The most revealing thing he said for musicians out there is that its simply almost impossible to try to sell the music itself as music is comprised of bits and bytes there is certainly always a copy floating around the net for free and people prefer free over anything - the iTunes store does not help this situation at all - contrary to what the big press tries to spread. Very insightful interview an absolute must watch.

Some now might say "oh there are so many sites that are advertisment supported and seem to make a good living". I thought so too but another article from yesterday seems to absolutely ridicule that line of thought and makes you wonder if money and the net goes together in any kind of form or shape. The same article also supports another theory of mine - namely that you shouldnīt spend hours on for profit social media sites because they can go boom any minute and then all your content goes boom with it - all the time spend is then lost - you get nothing and you didnīt even do anything wrong (other then giving your time to a big company that is).

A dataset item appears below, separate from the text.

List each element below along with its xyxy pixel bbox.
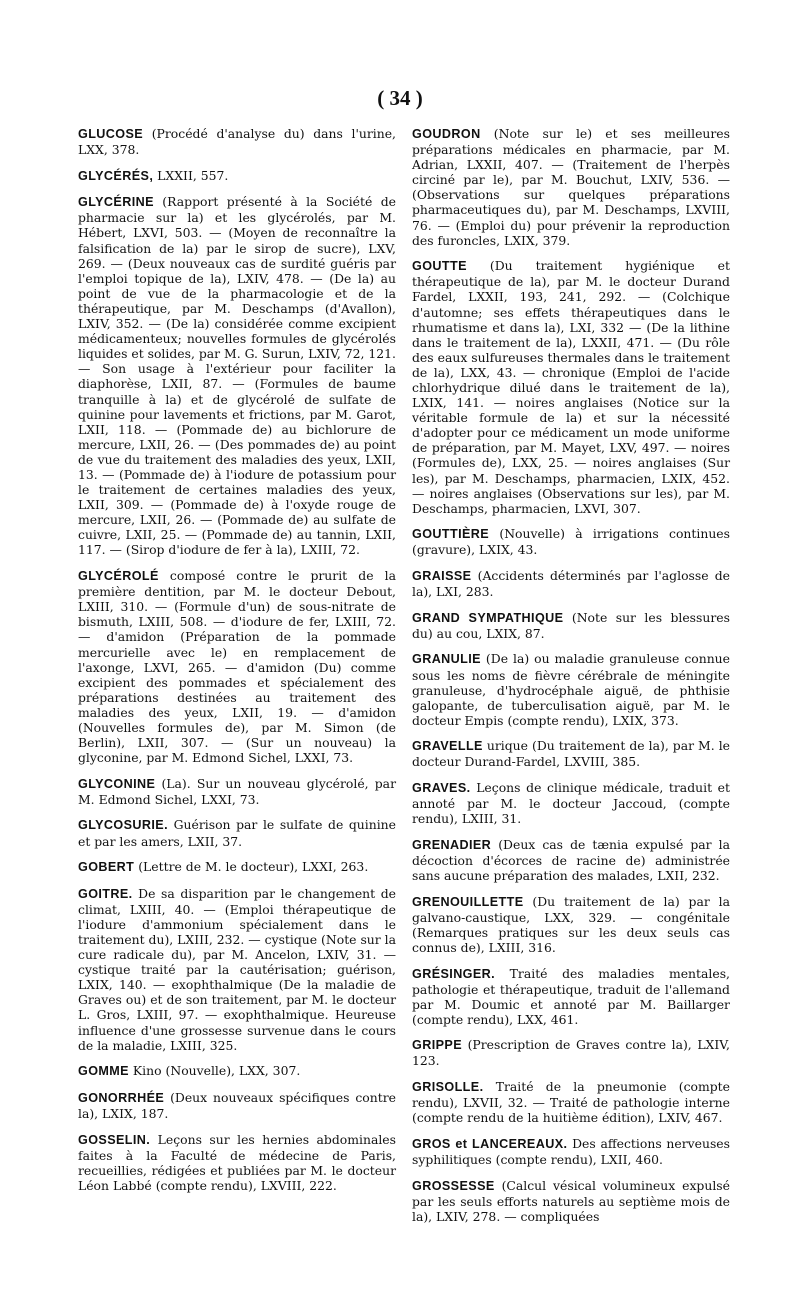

I am talking of nothing smaller then YouTube. The article in question is called "YouTube is Doomed". First I wanted to shrug it off as somebody seeking attention with such a headline but the reasoning is sound as it is scary, clear and probably quite right.
YouTube - and I hope you are tied to your seat - made a loss in revenue of roughly $500 million. That is after 3 years in googles hand. Not even Google can sustain such a lossleader for a very long time - no matter how much they paid for it in the first place. I completely agree with the article on that. Then the article does some real good investigative reporting by trying to see if YouTube could ever be profitable - and the clear answer is no. There is no math that would support this even if Google would plaster adverts over any and all videos and charge 3 times as much as they do today they would still loose money - especially with their operating costs multiplying as their catalog of dogs on skateboard movies grows.
Now if Google canīt make money on the internet with content that they donīt even need to pay for - how in the world would a content creator earn any money?
I mean its probably possible to survive but these two anecdotes by what is perceived the most successful in their niche on the net just show to me that there is no sound business model. Still all content comes to the net with full force. I would conclude that the internet and capitalism as it is right now just donīt go together and probably never will. Bits are free. You canīt cage them because then nobody sees them and then nobody knows that they exist. If you send them around with a cage around them somebody will find a way to help them be free - that is their nature and there is nothing that can be done about it except for caging the people them self.